Blockchains have already disrupted some of the biggest industries in the world – like finance, banking, international remittance, and supply chain management to name a few. This is a testament to the fact that blockchains offer radically new ways of conducting business. Blockchains bring with them their primary benefits of trust, security, transparency, and autonomy across all nodes participating in the network. One of the most important things for telecom companies is to innovate in a highly competitive market while at the same time reducing costs. Here are the various aspects of the telecom industry that can benefit from blockchain technology.
Internal Telecom Operations
Second generation blockchains like Ethereum bring with them the revolutionary Smart Contracts.
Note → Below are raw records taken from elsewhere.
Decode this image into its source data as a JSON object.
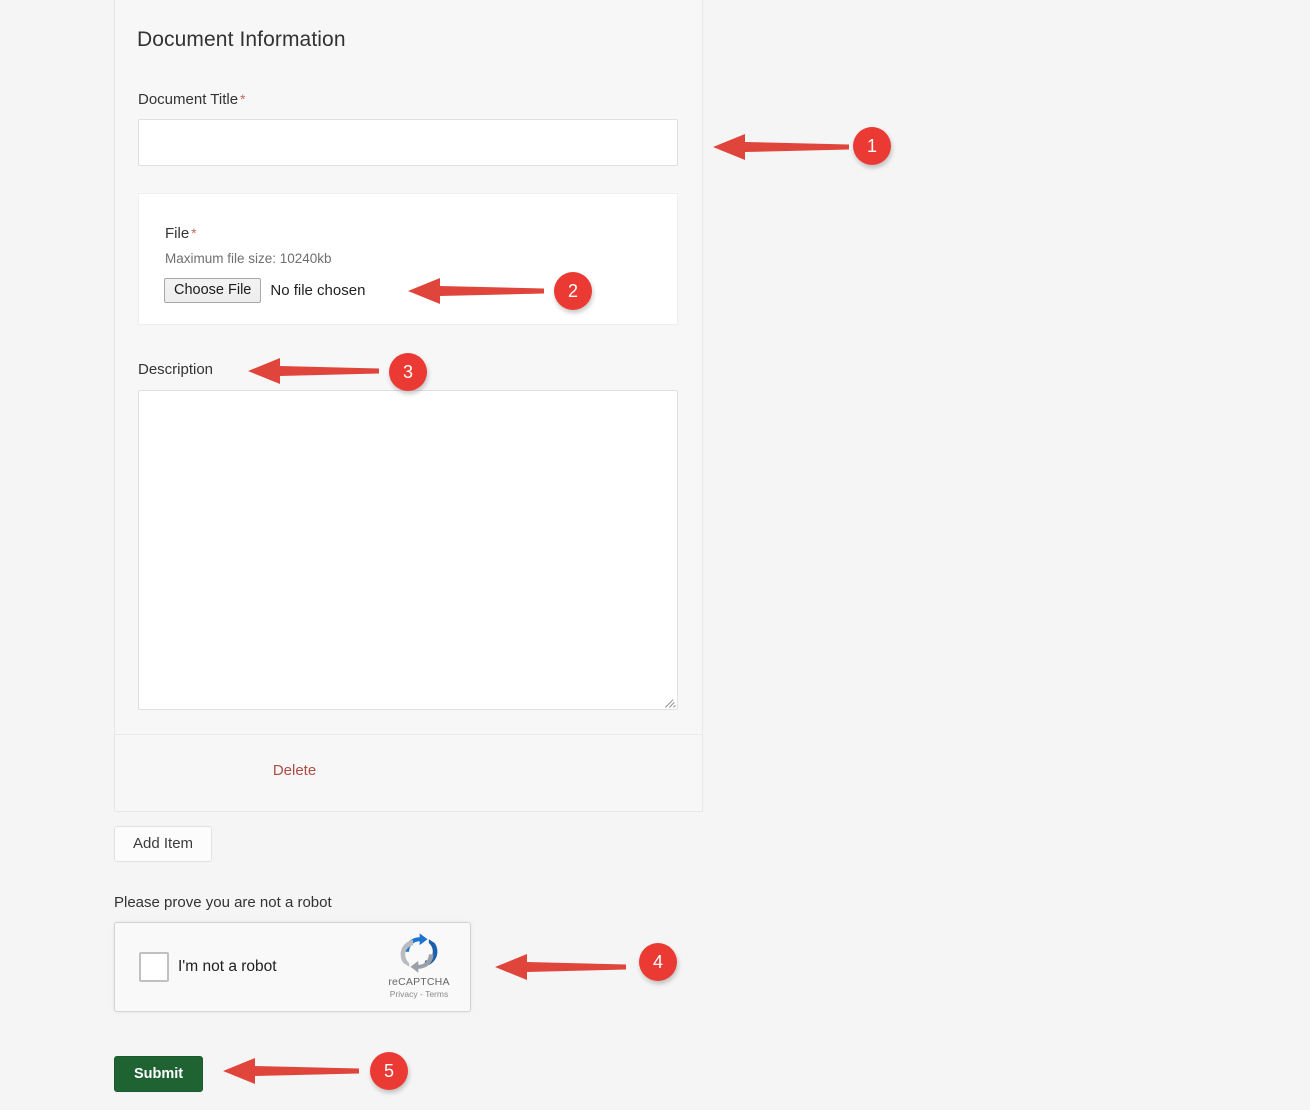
{
  "panel": {
    "heading": "Document Information"
  },
  "form": {
    "title_field": {
      "label": "Document Title",
      "required_marker": "*",
      "value": "",
      "placeholder": ""
    },
    "file_field": {
      "label": "File",
      "required_marker": "*",
      "max_size_text": "Maximum file size: 10240kb",
      "choose_button_label": "Choose File",
      "selected_file_text": "No file chosen"
    },
    "description_field": {
      "label": "Description",
      "value": "",
      "placeholder": ""
    },
    "delete_link_label": "Delete",
    "add_item_button_label": "Add Item"
  },
  "captcha": {
    "prompt": "Please prove you are not a robot",
    "checkbox_label": "I'm not a robot",
    "brand_name": "reCAPTCHA",
    "legal_text": "Privacy - Terms",
    "checked": false
  },
  "actions": {
    "submit_label": "Submit"
  },
  "colors": {
    "page_background": "#f5f5f5",
    "annotation_red": "#ea3a33",
    "delete_link": "#ac4c42",
    "submit_green": "#206333",
    "required_star": "#c0705c"
  },
  "annotations": [
    {
      "number": "1",
      "target": "document-title-input"
    },
    {
      "number": "2",
      "target": "choose-file-button"
    },
    {
      "number": "3",
      "target": "description-label"
    },
    {
      "number": "4",
      "target": "recaptcha-widget"
    },
    {
      "number": "5",
      "target": "submit-button"
    }
  ]
}
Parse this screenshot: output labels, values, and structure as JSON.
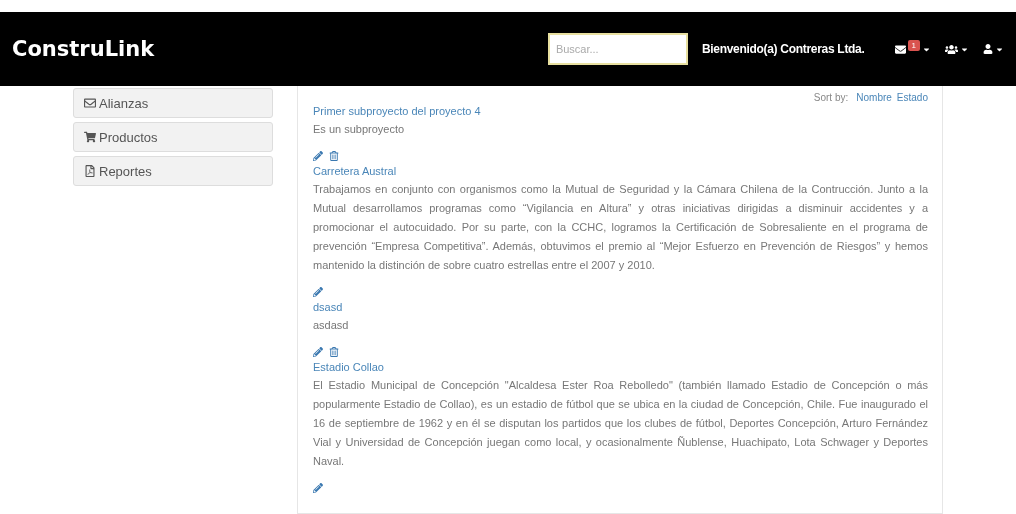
{
  "navbar": {
    "brand": "ConstruLink",
    "search": {
      "placeholder": "Buscar..."
    },
    "welcome": "Bienvenido(a) Contreras Ltda.",
    "messages_badge": "1"
  },
  "sidebar": {
    "items": [
      {
        "label": "Alianzas"
      },
      {
        "label": "Productos"
      },
      {
        "label": "Reportes"
      }
    ]
  },
  "sort": {
    "label": "Sort by:",
    "options": [
      "Nombre",
      "Estado"
    ]
  },
  "projects": [
    {
      "edit": false,
      "delete": false,
      "title": "Primer subproyecto del proyecto 4",
      "description": "Es un subproyecto"
    },
    {
      "edit": true,
      "delete": true,
      "title": "Carretera Austral",
      "description": "Trabajamos en conjunto con organismos como la Mutual de Seguridad y la Cámara Chilena de la Contrucción. Junto a la Mutual desarrollamos programas como “Vigilancia en Altura” y otras iniciativas dirigidas a disminuir accidentes y a promocionar el autocuidado. Por su parte, con la CCHC, logramos la Certificación de Sobresaliente en el programa de prevención “Empresa Competitiva”. Además, obtuvimos el premio al “Mejor Esfuerzo en Prevención de Riesgos” y hemos mantenido la distinción de sobre cuatro estrellas entre el 2007 y 2010."
    },
    {
      "edit": true,
      "delete": false,
      "title": "dsasd",
      "description": "asdasd"
    },
    {
      "edit": true,
      "delete": true,
      "title": "Estadio Collao",
      "description": "El Estadio Municipal de Concepción \"Alcaldesa Ester Roa Rebolledo\" (también llamado Estadio de Concepción o más popularmente Estadio de Collao), es un estadio de fútbol que se ubica en la ciudad de Concepción, Chile. Fue inaugurado el 16 de septiembre de 1962 y en él se disputan los partidos que los clubes de fútbol, Deportes Concepción, Arturo Fernández Vial y Universidad de Concepción juegan como local, y ocasionalmente Ñublense, Huachipato, Lota Schwager y Deportes Naval."
    },
    {
      "edit": true,
      "delete": false
    }
  ]
}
This allows for computer code to execute on its own when certain conditions are met. This has an especially important appeal for the telecom industry as it provides a lot of automation in their internal operations like billing, roaming, and supply chain management. By using smart contracts to handle all of the billing related to roaming, telcos can save a lot of money because of prevention against fraudulent traffic. Currently, transactions within the telecom companies’ ledgers have to go through a clearinghouse to be authenticated. Using smart contracts can automate this process so that none of that post-processing is required which saves time for the companies. In doing so, telcos also save money by spending less on auditing and accounting as the process is automated.
Developing New Digital Services
Telecom companies can provide a host of new blockchain related services to their customers, which can lead to new revenue streams for the companies. Some examples include:
- Digital Asset Transaction – Telecom companies could leverage the cheap payments done using blockchains to enable micropayments for music, mobile games, and other such services. Telecoms companies could also use blockchains for customer-to-customer money transfer services. India saw a lot of telcos moving to this model after demonitization in 2016. For example, Airtel and Jio, India’s leading telcos, both offer their digital wallets to enable customer-to-customer payments. By employing blockchains to handle the transactions, these companies could make their wallets more secure and cheaper. The international remittance market is a multi-billion dollar industry, so taking a small percentage of the market share would help these companies bring in a lot more new revenue.
- Digital Identity Verification – Identity verification costs corporations and governments hundreds of billions of dollars every year. New identity verification systems based on blockchain are already in development by startups like Civic. Telcos should be the leaders and early adopters to this new way of conducting business so that they can make use of these emerging markets. Telecom companies already enjoy a high level of customer trust, so they stand in an excellent position to offer this new service. Telcos are privy to a tremendous amount of customer data as it is, so it makes a lot of sense for them to act as a source of identity and authentication. They can design new systems for both customers and businesses to create additional revenue streams.
- Ecosystems for Collaboration – Telcos who want to become pioneers in offering the next generation of digital services can find blockchains useful for a wide variety of complex transactions. The online advertising industry, which is clunky and inefficient at the moment is ripe for disruption by companies like Brave. Brave uses the blockchain to create a marketplace for advertising where users have a say in how their personal information is used. Telcos are seated in a high position to take adoption further in industries like advertising and the Internet of Things (IoT.) IoT devices are all set to become a $100 billion industry by 2020 and would require millions of machine to machine (M2M) payments to work. Telcos have a unique opportunity here to lead the charge and usher in the next era of digital services.